The Art of the Blend
By Doug Fabbioli
One of the skills that I was fortunate to learn a number of decades ago was the process of blending wines. Blending is something that has happened in the industry for many generations: the French have their Bordeaux and Rhône blends, the Italians blend Chianti, Tuscans, and just about all their wines. Some older vineyards in California were planted in a traditional Italian way, with the different grape varietals interplanted in the same block of ground. When picking time came, the grapes were all picked at the same time and blended right away. Blending can create a better wine, each varietal bringing its own strengths and character to the finished product.

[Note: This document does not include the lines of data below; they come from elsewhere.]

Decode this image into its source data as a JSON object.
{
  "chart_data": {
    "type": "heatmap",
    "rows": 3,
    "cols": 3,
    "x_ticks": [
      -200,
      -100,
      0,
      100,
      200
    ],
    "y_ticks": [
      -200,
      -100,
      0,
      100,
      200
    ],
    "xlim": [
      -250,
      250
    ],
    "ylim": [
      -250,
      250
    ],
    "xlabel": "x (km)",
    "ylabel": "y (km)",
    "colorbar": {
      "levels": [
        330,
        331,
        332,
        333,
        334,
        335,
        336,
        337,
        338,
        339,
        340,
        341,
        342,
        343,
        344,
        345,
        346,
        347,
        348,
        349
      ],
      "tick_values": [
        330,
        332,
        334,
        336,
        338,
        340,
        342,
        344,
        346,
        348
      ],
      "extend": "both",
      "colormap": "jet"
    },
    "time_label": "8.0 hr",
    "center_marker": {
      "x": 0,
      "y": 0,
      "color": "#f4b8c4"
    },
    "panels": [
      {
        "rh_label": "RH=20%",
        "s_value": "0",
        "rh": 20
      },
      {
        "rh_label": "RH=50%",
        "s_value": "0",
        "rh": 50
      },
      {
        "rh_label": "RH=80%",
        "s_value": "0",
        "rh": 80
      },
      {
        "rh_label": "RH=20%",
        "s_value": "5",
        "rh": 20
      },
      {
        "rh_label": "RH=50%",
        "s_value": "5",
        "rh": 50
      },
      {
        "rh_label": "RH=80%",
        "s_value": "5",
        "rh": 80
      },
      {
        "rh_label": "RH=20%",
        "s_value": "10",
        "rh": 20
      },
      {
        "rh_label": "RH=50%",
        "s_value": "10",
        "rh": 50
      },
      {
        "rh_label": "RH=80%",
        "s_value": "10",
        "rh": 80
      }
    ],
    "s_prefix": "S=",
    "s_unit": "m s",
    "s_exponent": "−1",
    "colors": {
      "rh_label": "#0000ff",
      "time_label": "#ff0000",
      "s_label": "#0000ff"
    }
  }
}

In some blends, such as a Bordeaux blend, there is a lot of tradition in the varietals and the style used. Staying within that structure is expected, and the wine produced is much more defined in the glass. I certainly respect the traditional blending with our estate-grown Tre Sorelle as well as our American Meritage, both of which are Bordeaux-style blends. On the other hand, it is a pleasure to break out of the traditional blending structure to create something different like our Raspberry Merlot. Blending various fruits with traditional wine grapes is nothing new, but was often done for cheaper products, using the sweetness and fruit to move lower quality wine. Little did I know when I was playing with it that I would create a signature wine for us!
One of the keys to blending wines is to prepare ahead of time in order to make good decisions. Once two wines are blended together, there is no separating them. I will pull samples ahead of time, and clear my schedule so I can concentrate on the flavors and the process. I also like to have a couple of people with me who can taste and learn the process—I don’t taste or blend in a vacuum. As I taste, I know I am looking to make wines that fit the labels and products that I have already created. With a Cabernet Franc for instance, I will look to blend in a little structure in the middle with some Petit Verdot, or maybe add some finishing tannins with some Cabernet Sauvignon. Sometimes it may be acid that the wine needs, so knowing each of the components will make the trial and error process a little more efficient. Oak character is another factor to keep in mind, but it can be added after blending by shifting the wine into newer barrels of the right kind of oak. As with so much in wine-making, experience and patience play important roles.
Another key part to blending is having a lower tier wine to blend the extras into. We have a wine called Padrino which is made up of our “left over” varietals. I get customers asking about Padrino on a regular basis. It is never the same twice because it is a combination of the pieces that are left from blending. Some years it may be more Tannat, other years it may be Cabernet Franc with a few other odd pieces. Some years all the pieces fit and I had nothing left over at the end of the process, and in those years we do not have a Padrino.
Starting the blending process with great base wines is clearly the most important part. Some vintages will be more challenging than others, but recognizing that a little bit of “this” can really help out with “that” is seen as early as on the crush pad as the grapes are going into the fermenter. Blending is the artistic point where the paint hits the canvas, but the paint is made in the vineyard as the grapes grow. Being skilled at “making paint” is the key to having a great wine that needs very little tinkering. Let’s raise a glass to the art in the wine!